When you apply for AMES, as if interviews and submitted essays and personal statements weren’t enough, you also have to do an admissions assessment.
Sounds fun, huh?
Not. When I applied it was brand new which made it even worse as nobody knew what to expect. But it turns out I did quite well in it so here’s some tips. (note: they might change things around, so your first port of call is the University website)
Before you do anything else, MAKE SURE YOU’VE REGISTERED. This is so important. If you don’t register for the assessment before the 15th of October UCAS deadline, you have absolutely no chance of getting an offer. So it’s vital that you get this sorted. I spoke to the exams officer in school who could register me, so if you’re unsure talk to them about it, or your head of sixth form. Note: it asks for a college choice. Try to put the right one down, but if you change college at the last minute and forget to change it it’s not a problem (at least, this is the case for AMES). Now for the advice.
- Form of the assessment: The AMESAA has two parts – part 1 is multiple choice reading comprehension, and part 2 is an essay. The specimen paper and 2016 paper can be found here under the ‘Entry Requirements’ tab (although the 2016 section 2 is ASNaC’s assessment for some reason)
- Reading comprehension: In this section you get a series of extracts and have to answer questions on them. The fact it’s multiple choice makes it sound easy but some of the extracts left me scratching my head a bit, so get ready to read some challenging stuff. The basic essence of the questions is getting you to pick out arguments and themes of people’s work, like you’d do at uni when reading.
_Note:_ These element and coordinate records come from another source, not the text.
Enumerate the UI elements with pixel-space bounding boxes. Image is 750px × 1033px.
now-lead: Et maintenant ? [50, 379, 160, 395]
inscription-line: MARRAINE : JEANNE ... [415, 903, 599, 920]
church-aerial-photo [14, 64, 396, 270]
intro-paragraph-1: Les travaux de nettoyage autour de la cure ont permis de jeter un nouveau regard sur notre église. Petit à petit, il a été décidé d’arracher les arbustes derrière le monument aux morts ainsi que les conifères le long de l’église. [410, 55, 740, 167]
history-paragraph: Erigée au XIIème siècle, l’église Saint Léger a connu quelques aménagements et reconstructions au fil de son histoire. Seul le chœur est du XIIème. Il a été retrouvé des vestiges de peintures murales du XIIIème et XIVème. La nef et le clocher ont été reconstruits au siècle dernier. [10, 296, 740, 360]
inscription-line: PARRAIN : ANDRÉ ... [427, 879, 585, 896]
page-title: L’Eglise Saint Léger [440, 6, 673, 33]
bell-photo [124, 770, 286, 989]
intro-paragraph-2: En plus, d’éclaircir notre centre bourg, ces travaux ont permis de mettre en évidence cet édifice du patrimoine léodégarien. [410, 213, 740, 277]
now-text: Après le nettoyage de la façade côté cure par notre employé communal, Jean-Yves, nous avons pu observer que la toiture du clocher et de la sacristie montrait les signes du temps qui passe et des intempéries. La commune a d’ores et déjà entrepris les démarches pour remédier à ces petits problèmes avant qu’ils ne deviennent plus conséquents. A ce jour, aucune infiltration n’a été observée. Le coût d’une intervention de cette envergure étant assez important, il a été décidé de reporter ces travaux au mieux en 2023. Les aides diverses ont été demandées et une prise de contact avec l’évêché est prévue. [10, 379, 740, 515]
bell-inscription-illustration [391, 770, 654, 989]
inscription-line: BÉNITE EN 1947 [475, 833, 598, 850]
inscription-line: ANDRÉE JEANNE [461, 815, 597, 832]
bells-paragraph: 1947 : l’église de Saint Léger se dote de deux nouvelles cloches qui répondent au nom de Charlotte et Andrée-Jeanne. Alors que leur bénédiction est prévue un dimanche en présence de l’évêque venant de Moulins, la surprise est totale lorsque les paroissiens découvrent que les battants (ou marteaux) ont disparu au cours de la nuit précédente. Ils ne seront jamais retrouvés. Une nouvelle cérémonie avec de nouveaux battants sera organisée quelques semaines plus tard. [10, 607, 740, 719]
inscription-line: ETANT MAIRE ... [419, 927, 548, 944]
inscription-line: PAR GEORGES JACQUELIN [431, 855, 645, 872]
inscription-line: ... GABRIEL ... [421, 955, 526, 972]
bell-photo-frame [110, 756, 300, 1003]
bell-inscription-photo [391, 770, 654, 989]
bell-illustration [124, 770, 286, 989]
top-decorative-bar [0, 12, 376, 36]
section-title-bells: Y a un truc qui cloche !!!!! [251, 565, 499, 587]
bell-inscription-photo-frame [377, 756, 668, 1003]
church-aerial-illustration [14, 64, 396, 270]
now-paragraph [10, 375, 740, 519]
So if you can practise doing that with other books that’s a good start.
- Essay: Now this is a bit harder to talk about. Honestly, it could be anything. The specimen paper was about cultural appropriation, and the one we did was about heterotopias (they did give us an article about heterotopias though, we weren’t expected to know what a heterotopia is). Essentially the best advice I can give you is to learn how to write a good essay. Before I took it I read up a bit about how to convincingly argue a point. Unfortunately I don’t appear to have kept the paper I wrote it on but the general gist is to make your mind up on a position and stick to it, bringing up points, evaluating them and concluding in favour of your opinion. The evaluative bit is really important as it makes the essay well-rounded. If you can find an argument against your opinion, then talk it down logically, that’s great to include. And try not to be too boring. Edit: I found a good guide to essay writing on Clare College’s website: see here under “In the exam room: Arts and Humanities subjects”.
- Expect the unexpected. There’s no way to predict what you’ll get – the point is to see how you react to unfamiliar things, so be confident. Don’t try and revise for it other than learning how to write a good essay. It’ll just stress you out unnecessarily.
- Keep an eye on the time. The two sections are different papers, so you have to spend certain amounts of time on each section. But if you can’t do something then skip it and come back, so you don’t run out of time!
- Check your answers. Goes without saying really, but it’s worth saying again.
- Keep up with current affairs. My essay turned out to be nothing to do with current affairs despite what the specimen paper suggested, but it’s good to be well-read (if you don’t use it in the AA, use it in your interview!)
- Don’t let the AA overtake your school work. You still need the grades in the summer 😉
So yeah, that’s my advice. I hope you found it useful, if you have any questions feel free to comment and I’ll get back to you!
P.S. If anyone is wondering, my ‘heterotopia’ was the lawn in Trinity College’s Great Court, because I defined a ‘heterotopia’ as a place exclusive to a certain group of people (in this case fellows). No idea if it was right but they seemed to like it!